Read with BonusRead with Bonus

Epilouge

Dimitri

Öfkem, soğumak yerine keskinleşti. Beni bir hapishane olarak nitelendirdi. İddiamın derinliklerini, o gecenin oluşturduğu güçlü bağı anlamadı. Beni sadece rastgele, güçlü bir yabancı olarak düşündü. Son cehaletini ortadan kaldırma zamanı gelmişti. Anlamasını sağlamak için onu duvara yasladım. Çok yakındım, eğildim.

"Kim olduğumu öğrenmek mi istiyorsun, Ava?" Sesim alçaldı, tehlikeli bir tonla, onu dinlemeye zorladım.

"Neden hakkım olduğunu öğrenmek mi istiyorsun?"

Gözleri meydan okuyan ve öfkeli bir şekilde bana baktı.

"O gece yanına geldiğin adam olduğum için," diye fısıldadım, kelimeler havayı jilet gibi keserek.

"O şerefini 100,000 dolar karşılığında sattığın adam bendim. Parayı sana veren bendim. Annen için her şeyini feda ettiğin adam bendim."

Sözler fiziksel bir darbe gibi indi. Gözleri genişledi, meydan okuyan ateş yerini saf, mide bulandırıcı bir korkuya bıraktı. Yüzünün rengi soldu, kül gibi oldu. Ağzı açıldı, ama ses çıkmadı. Tanıyordu. Sesimi, varlığımı. O gecenin bağlamını.

"Evet, Ava," devam ettim, avantajı kullanarak, gerçeğin pençelerini ona geçirmesine izin verdim. "Benim.
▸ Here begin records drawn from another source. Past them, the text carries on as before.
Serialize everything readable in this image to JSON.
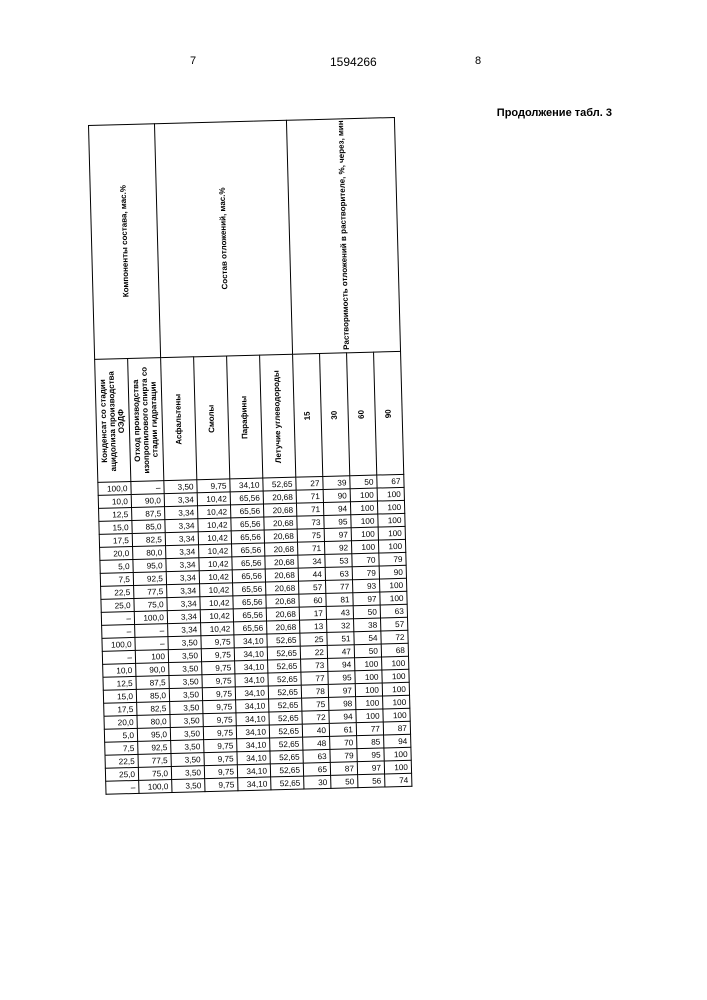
{
  "page": {
    "left_num": "7",
    "patent_num": "1594266",
    "right_num": "8",
    "continuation": "Продолжение табл. 3"
  },
  "table": {
    "header": {
      "group1": "Компоненты состава, мас.%",
      "group2": "Состав отложений, мас.%",
      "group3": "Растворимость отложений в растворителе, %, через, мин",
      "col_kond": "Конденсат со стадии ацидолиза производства ОЭДФ",
      "col_oth": "Отход производства изопропилового спирта со стадии гидратации",
      "col_asf": "Асфальтены",
      "col_smol": "Смолы",
      "col_par": "Парафины",
      "col_let": "Летучие углеводороды",
      "t15": "15",
      "t30": "30",
      "t60": "60",
      "t90": "90"
    },
    "rows": [
      [
        "100,0",
        "–",
        "3,50",
        "9,75",
        "34,10",
        "52,65",
        "27",
        "39",
        "50",
        "67"
      ],
      [
        "10,0",
        "90,0",
        "3,34",
        "10,42",
        "65,56",
        "20,68",
        "71",
        "90",
        "100",
        "100"
      ],
      [
        "12,5",
        "87,5",
        "3,34",
        "10,42",
        "65,56",
        "20,68",
        "71",
        "94",
        "100",
        "100"
      ],
      [
        "15,0",
        "85,0",
        "3,34",
        "10,42",
        "65,56",
        "20,68",
        "73",
        "95",
        "100",
        "100"
      ],
      [
        "17,5",
        "82,5",
        "3,34",
        "10,42",
        "65,56",
        "20,68",
        "75",
        "97",
        "100",
        "100"
      ],
      [
        "20,0",
        "80,0",
        "3,34",
        "10,42",
        "65,56",
        "20,68",
        "71",
        "92",
        "100",
        "100"
      ],
      [
        "5,0",
        "95,0",
        "3,34",
        "10,42",
        "65,56",
        "20,68",
        "34",
        "53",
        "70",
        "79"
      ],
      [
        "7,5",
        "92,5",
        "3,34",
        "10,42",
        "65,56",
        "20,68",
        "44",
        "63",
        "79",
        "90"
      ],
      [
        "22,5",
        "77,5",
        "3,34",
        "10,42",
        "65,56",
        "20,68",
        "57",
        "77",
        "93",
        "100"
      ],
      [
        "25,0",
        "75,0",
        "3,34",
        "10,42",
        "65,56",
        "20,68",
        "60",
        "81",
        "97",
        "100"
      ],
      [
        "–",
        "100,0",
        "3,34",
        "10,42",
        "65,56",
        "20,68",
        "17",
        "43",
        "50",
        "63"
      ],
      [
        "–",
        "–",
        "3,34",
        "10,42",
        "65,56",
        "20,68",
        "13",
        "32",
        "38",
        "57"
      ],
      [
        "100,0",
        "–",
        "3,50",
        "9,75",
        "34,10",
        "52,65",
        "25",
        "51",
        "54",
        "72"
      ],
      [
        "–",
        "100",
        "3,50",
        "9,75",
        "34,10",
        "52,65",
        "22",
        "47",
        "50",
        "68"
      ],
      [
        "10,0",
        "90,0",
        "3,50",
        "9,75",
        "34,10",
        "52,65",
        "73",
        "94",
        "100",
        "100"
      ],
      [
        "12,5",
        "87,5",
        "3,50",
        "9,75",
        "34,10",
        "52,65",
        "77",
        "95",
        "100",
        "100"
      ],
      [
        "15,0",
        "85,0",
        "3,50",
        "9,75",
        "34,10",
        "52,65",
        "78",
        "97",
        "100",
        "100"
      ],
      [
        "17,5",
        "82,5",
        "3,50",
        "9,75",
        "34,10",
        "52,65",
        "75",
        "98",
        "100",
        "100"
      ],
      [
        "20,0",
        "80,0",
        "3,50",
        "9,75",
        "34,10",
        "52,65",
        "72",
        "94",
        "100",
        "100"
      ],
      [
        "5,0",
        "95,0",
        "3,50",
        "9,75",
        "34,10",
        "52,65",
        "40",
        "61",
        "77",
        "87"
      ],
      [
        "7,5",
        "92,5",
        "3,50",
        "9,75",
        "34,10",
        "52,65",
        "48",
        "70",
        "85",
        "94"
      ],
      [
        "22,5",
        "77,5",
        "3,50",
        "9,75",
        "34,10",
        "52,65",
        "63",
        "79",
        "95",
        "100"
      ],
      [
        "25,0",
        "75,0",
        "3,50",
        "9,75",
        "34,10",
        "52,65",
        "65",
        "87",
        "97",
        "100"
      ],
      [
        "–",
        "100,0",
        "3,50",
        "9,75",
        "34,10",
        "52,65",
        "30",
        "50",
        "56",
        "74"
      ]
    ]
  }
}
Senin umutsuzluğunu, cesaretini gören adam. Sana parayı veren ve sonra hayatını yeniden inşa etmeye çalışırken seni izleyen adam. O geceden beri seni izliyorum. Seni koruyorum. Sorunlarını çözüyorum. Çünkü o gece, sen benim oldun."

Bacakları sanki çöktü ve duvarın dibine kayarak yere indi, gözleri bana sabitlenmiş, şimdi ezici bir utanç, ihanet ve mutlak korku karışımıyla doluydu. Kavga ondan çekilmişti, yerine tam bir yıkım gelmişti. Geri çekildim ve ona baktım.

"Leo," iletişim cihazıma bağırdım, sesim şimdi sakin, yeniden soğukkanlı. Ani öfke yerini ürpertici bir netliğe bırakmıştı.

"Alex Vance. Az önce onun dairesinden ayrılan adam. Onunla ilgilenilmesini istiyorum. İnce bir şekilde. Sert şeyler yok. Bir transfer. Ani, kaçınılmaz bir kariyer fırsatı Axton'dan uzak. Terfi gibi görünmesini sağlayın, reddedemeyeceği bir teklif. Ve sabaha kadar yapılmasını istiyorum."

"Anlaşıldı, efendim," Leo'nun sesi geri geldi, verimli ve etkilenmemiş. "İlgilenmek" ne demek olduğunu biliyordu. Kişisel arzularımın tüm diğer kuralların önünde geldiğini anlıyordu.

Yerde büzülmüş haldeki Ava'ya baktım. Gerçekleşen ifşası tamamlanmıştı. Perde yırtılmıştı. Onunla olan geçmişim, takıntım, sahiplenici iddiam—hepsi ortaya çıkmıştı. Karşılaşma dağınık, acı verici ama gerekliydi. Bağlılığının derinliğini anlaması gerekiyordu.

"Artık benim korumam altındasın, Ava," tekrar belirttim, ama bu sefer bir uyarı değil, kesin bir sahiplenme ilanıydı.

"Ve öyle kalacaksın. Axton'dan ayrılmaya çalışmayacaksın. Başka birini aramayacaksın." Bakışlarım onun büzülmüş halini süzdü.

"Hayatın, güvenliğin artık benim sorumluluğum ve eğer başka bir adam sana dokunursa. Onların kaderi senin suçun olacak.”

Vücudundaki hafif titremeyi görebiliyordum. Meydan okuma belki sonra geri dönebilir, ama şu an için tamamen kırılmıştı. Benden nefret ediyordu. Görebiliyordum. Ama nefret de güçlü bir bağdı. Çalışılacak bir şeydi.

Son bir kez ona baktım, duvara karşı titreyen küçük formuna. Daire şimdi bir hapishane gibi hissettiriyordu, ama benim hapishanem, onun altın kafesi. Ve anahtarı olan tek kişi bendim. Dışarı çıktım, onu yeni, tamamen açığa çıkmış gerçekliğinin sessiz dehşetinde bıraktım. Drama yeni başlıyordu.